My passions in aesthetic terms are pattern, colour and texture – I love mixing them in unpredictable ways. Russia has such a wonderful folk tradition of prints and embroidery that it is easy to indulge my tastes!
Vilshenko is for sure my number one! Olga, the designer, is passionate about all the same aspects of Russian culture that I love – fairytales and their illustrators such as Bilibin and Mavrina, folklore, fabrics etc – and has created a brand that has so much identity and yet is accessible for anybody to wear. She is not only a designer but also a trained seamstress and pattern cutter so the clothes always sit beautifully too.
I also love Ulyana Sergeenko – she creates the most incredible silhouettes and luxurious tailoring and again uses incredibly imaginative inspirations.
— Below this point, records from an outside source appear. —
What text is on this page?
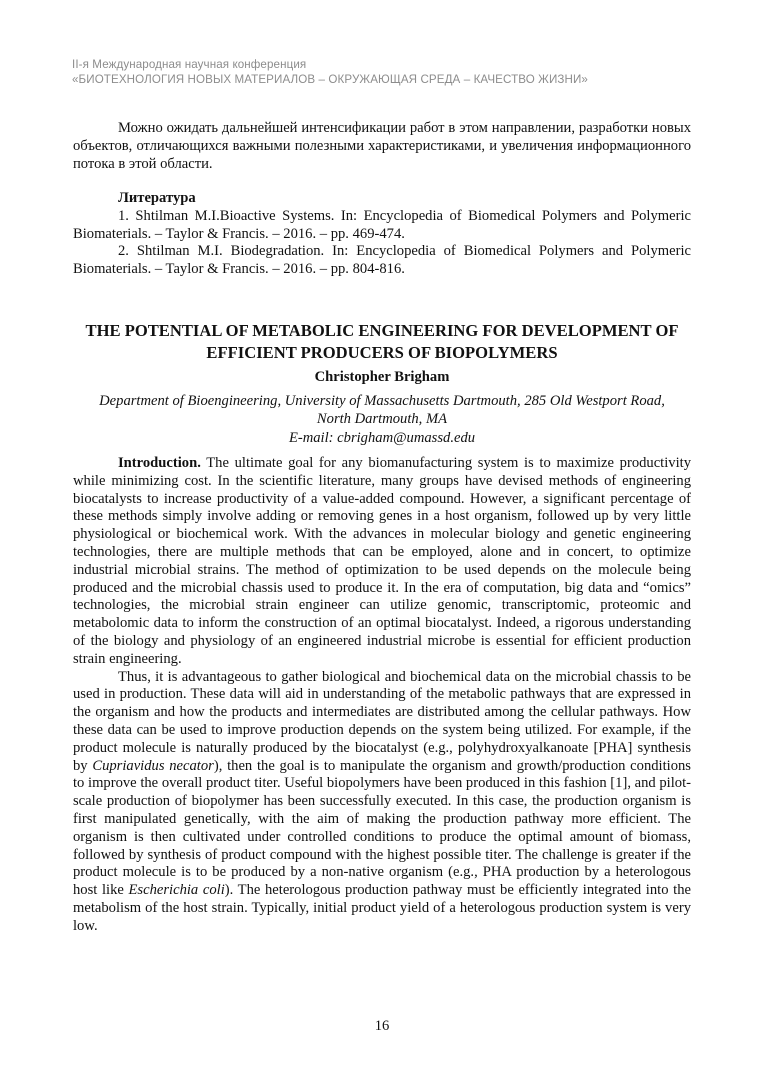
II-я Международная научная конференция
«БИОТЕХНОЛОГИЯ НОВЫХ МАТЕРИАЛОВ – ОКРУЖАЮЩАЯ СРЕДА – КАЧЕСТВО ЖИЗНИ»

Можно ожидать дальнейшей интенсификации работ в этом направлении, разработки новых объектов, отличающихся важными полезными характеристиками, и увеличения информационного потока в этой области.

Литература

1. Shtilman M.I.Bioactive Systems. In: Encyclopedia of Biomedical Polymers and Polymeric Biomaterials. – Taylor & Francis. – 2016. – pp. 469-474.

2. Shtilman M.I. Biodegradation. In: Encyclopedia of Biomedical Polymers and Polymeric Biomaterials. – Taylor & Francis. – 2016. – pp. 804-816.

THE POTENTIAL OF METABOLIC ENGINEERING FOR DEVELOPMENT OF EFFICIENT PRODUCERS OF BIOPOLYMERS
Christopher Brigham
Department of Bioengineering, University of Massachusetts Dartmouth, 285 Old Westport Road, North Dartmouth, MA
E-mail: cbrigham@umassd.edu

Introduction. The ultimate goal for any biomanufacturing system is to maximize productivity while minimizing cost. In the scientific literature, many groups have devised methods of engineering biocatalysts to increase productivity of a value-added compound. However, a significant percentage of these methods simply involve adding or removing genes in a host organism, followed up by very little physiological or biochemical work. With the advances in molecular biology and genetic engineering technologies, there are multiple methods that can be employed, alone and in concert, to optimize industrial microbial strains. The method of optimization to be used depends on the molecule being produced and the microbial chassis used to produce it. In the era of computation, big data and “omics” technologies, the microbial strain engineer can utilize genomic, transcriptomic, proteomic and metabolomic data to inform the construction of an optimal biocatalyst. Indeed, a rigorous understanding of the biology and physiology of an engineered industrial microbe is essential for efficient production strain engineering.

Thus, it is advantageous to gather biological and biochemical data on the microbial chassis to be used in production. These data will aid in understanding of the metabolic pathways that are expressed in the organism and how the products and intermediates are distributed among the cellular pathways. How these data can be used to improve production depends on the system being utilized. For example, if the product molecule is naturally produced by the biocatalyst (e.g., polyhydroxyalkanoate [PHA] synthesis by Cupriavidus necator), then the goal is to manipulate the organism and growth/production conditions to improve the overall product titer. Useful biopolymers have been produced in this fashion [1], and pilot-scale production of biopolymer has been successfully executed. In this case, the production organism is first manipulated genetically, with the aim of making the production pathway more efficient. The organism is then cultivated under controlled conditions to produce the optimal amount of biomass, followed by synthesis of product compound with the highest possible titer. The challenge is greater if the product molecule is to be produced by a non-native organism (e.g., PHA production by a heterologous host like Escherichia coli). The heterologous production pathway must be efficiently integrated into the metabolism of the host strain. Typically, initial product yield of a heterologous production system is very low.

16
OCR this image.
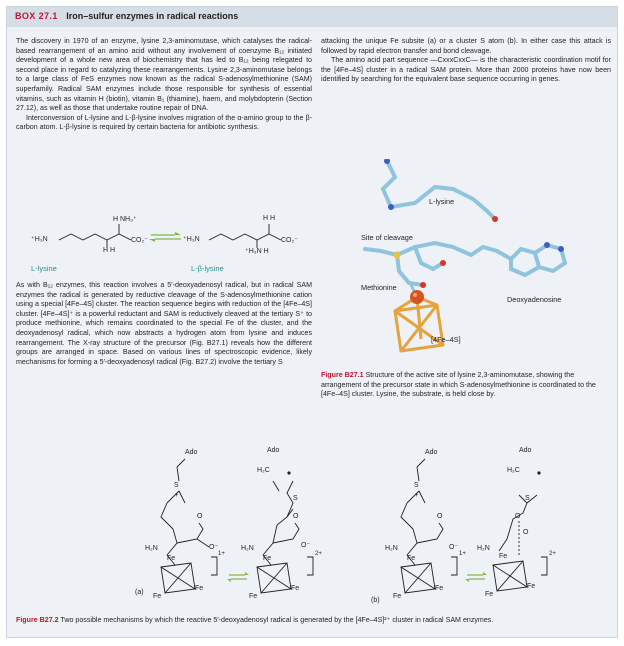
BOX 27.1 Iron–sulfur enzymes in radical reactions

The discovery in 1970 of an enzyme, lysine 2,3-aminomutase, which catalyses the radical-based rearrangement of an amino acid without any involvement of coenzyme B₁₂ initiated development of a whole new area of biochemistry that has led to B₁₂ being relegated to second place in regard to catalyzing these rearrangements. Lysine 2,3-aminomutase belongs to a large class of FeS enzymes now known as the radical S-adenosylmethionine (SAM) superfamily. Radical SAM enzymes include those responsible for synthesis of essential vitamins, such as vitamin H (biotin), vitamin B₁ (thiamine), haem, and molybdopterin (Section 27.12), as well as those that undertake routine repair of DNA.

Interconversion of L-lysine and L-β-lysine involves migration of the α-amino group to the β-carbon atom. L-β-lysine is required by certain bacteria for antibiotic synthesis.

⁺H₃N
H NH₃⁺
CO₂⁻
H H
⁺H₃N
H H
CO₂⁻
⁺H₃N H
L-lysine	L-β-lysine

As with B₁₂ enzymes, this reaction involves a 5′-deoxyadenosyl radical, but in radical SAM enzymes the radical is generated by reductive cleavage of the S-adenosylmethionine cation using a special [4Fe–4S] cluster. The reaction sequence begins with reduction of the [4Fe–4S] cluster. [4Fe–4S]⁺ is a powerful reductant and SAM is reductively cleaved at the tertiary S⁺ to produce methionine, which remains coordinated to the special Fe of the cluster, and the deoxyadenosyl radical, which now abstracts a hydrogen atom from lysine and induces rearrangement. The X-ray structure of the precursor (Fig. B27.1) reveals how the different groups are arranged in space. Based on various lines of spectroscopic evidence, likely mechanisms for forming a 5′-deoxyadenosyl radical (Fig. B27.2) involve the tertiary S

attacking the unique Fe subsite (a) or a cluster S atom (b). In either case this attack is followed by rapid electron transfer and bond cleavage.

The amino acid part sequence —CxxxCxxC— is the characteristic coordination motif for the [4Fe–4S] cluster in a radical SAM protein. More than 2000 proteins have now been identified by searching for the equivalent base sequence occurring in genes.

L-lysine
Site of cleavage
Methionine
Deoxyadenosine
[4Fe–4S]
Figure B27.1 Structure of the active site of lysine 2,3-aminomutase, showing the arrangement of the precursor state in which S-adenosylmethionine is coordinated to the [4Fe–4S] cluster. Lysine, the substrate, is held close by.
Ado
S
+
O
O⁻
H₂N
Fe
Fe
Fe
1+
Ado
H₂C
S
O
O⁻
H₂N
Fe
Fe
Fe
2+
(a)
Ado
S
+
O
O⁻
H₂N
Fe
Fe
Fe
1+
Ado
H₂C
S
O
O
H₂N
Fe
Fe
Fe
2+
(b)
Figure B27.2 Two possible mechanisms by which the reactive 5′-deoxyadenosyl radical is generated by the [4Fe–4S]²⁺ cluster in radical SAM enzymes.
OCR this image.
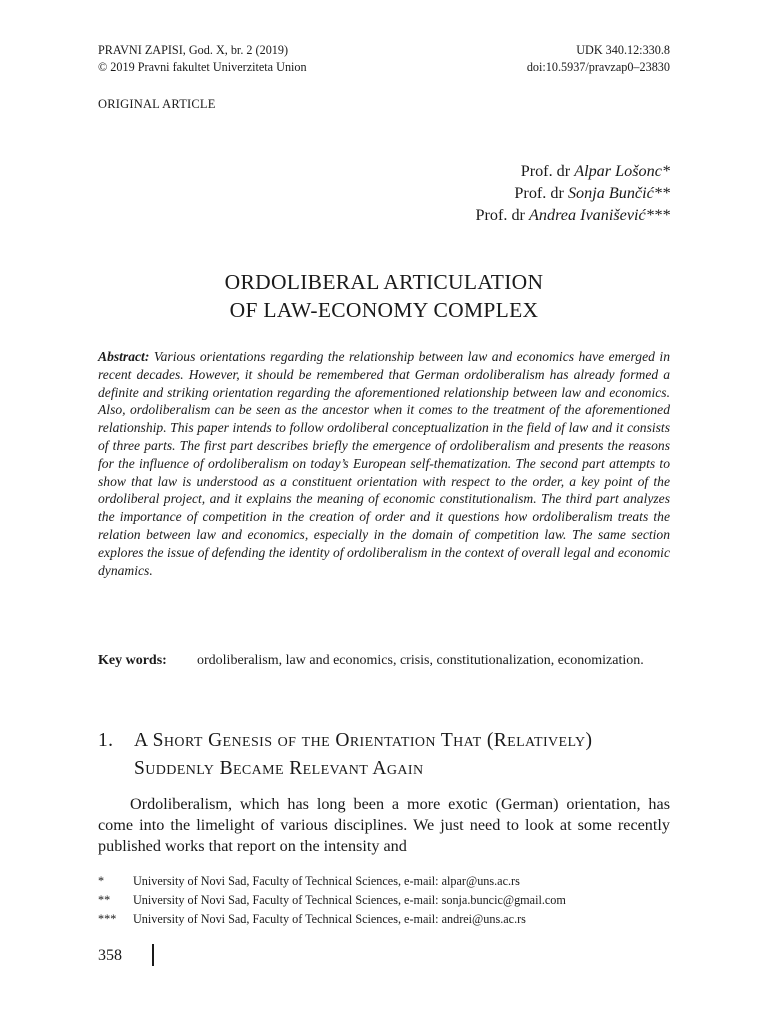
PRAVNI ZAPISI, God. X, br. 2 (2019)
© 2019 Pravni fakultet Univerziteta Union
UDK 340.12:330.8
doi:10.5937/pravzap0–23830
ORIGINAL ARTICLE
Prof. dr Alpar Lošonc*
Prof. dr Sonja Bunčić**
Prof. dr Andrea Ivanišević***
ORDOLIBERAL ARTICULATION
OF LAW-ECONOMY COMPLEX
Abstract: Various orientations regarding the relationship between law and economics have emerged in recent decades. However, it should be remembered that German ordoliberalism has already formed a definite and striking orientation regarding the aforementioned relationship between law and economics. Also, ordoliberalism can be seen as the ancestor when it comes to the treatment of the aforementioned relationship. This paper intends to follow ordoliberal conceptualization in the field of law and it consists of three parts. The first part describes briefly the emergence of ordoliberalism and presents the reasons for the influence of ordoliberalism on today’s European self-thematization. The second part attempts to show that law is understood as a constituent orientation with respect to the order, a key point of the ordoliberal project, and it explains the meaning of economic constitutionalism. The third part analyzes the importance of competition in the creation of order and it questions how ordoliberalism treats the relation between law and economics, especially in the domain of competition law. The same section explores the issue of defending the identity of ordoliberalism in the context of overall legal and economic dynamics.
Key words: ordoliberalism, law and economics, crisis, constitutionalization, economization.
1. A Short Genesis of the Orientation That (Relatively) Suddenly Became Relevant Again
Ordoliberalism, which has long been a more exotic (German) orientation, has come into the limelight of various disciplines. We just need to look at some recently published works that report on the intensity and
* University of Novi Sad, Faculty of Technical Sciences, e-mail: alpar@uns.ac.rs
** University of Novi Sad, Faculty of Technical Sciences, e-mail: sonja.buncic@gmail.com
*** University of Novi Sad, Faculty of Technical Sciences, e-mail: andrei@uns.ac.rs
358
For jewellery I love Axenoff – he uses pre-Revolutionary Russia as his inspiration but often with a touch or humour or irony which makes the pieces light and modern.
What are your time management tips – how do you get everything done in a day?
I’m not sure I’m the best person to advise on this as I always feel I’m never on top of everything! I’m not very organised and always seem to be in a last minute rush but I am also a great risk taker so maybe the two go together! I have a lot of projects going on at the moment, including launching a website, running and leading riding escapes to Kyrgyzstan, designing a Russian inspired jewellery collection for Loquet London, and doing a couple of big media projects, all on top of being a single mother, so I feel under a lot of pressure but I try and do as much as possible during school hours so that I can focus on the children after school. I take them to school – we all scoot – and try and collect them as often as possible and generally don’t work after they’ve gone to bed as I find sleeping difficult anyway and need to wind down before bed.
What’s your approach to exercise and health – do you exercise/eat well?
Hmm, not always! I had a year or two without doing much sport after an auto immune virus that destroyed the nerves in my arms but now I work out two or three times a week with a wonderful trainer (girl!) who comes to my home. We chat as we train and it makes the time fly by! I do a lot of skipping and strengthening exercises and when I’m in the countryside I go running and cycling. I cook for my children and adore baking and making ice cream, but I’m lazy about cooking for myself so generally eat very simply but try to be healthy.
What’s your biggest indulgence?
It definitely used to be clothes! But now I’m trying to purge my wardrobe and am selling off lots of stuff. Because of my Instagram feed I’m also incredibly lucky to get given beautiful things – recently I received the most delicious parcel from Horrorvacui, one of my favourite new designers.
How do you approach getting dressed each morning – describe your closet to us…
I never plan the night before but usually pick something I haven’t worn for a while and then make an outfit around it. I always wear a lot of colour and at the moment generally wear skirts and dresses – I find them so much more comfortable than jeans to wear.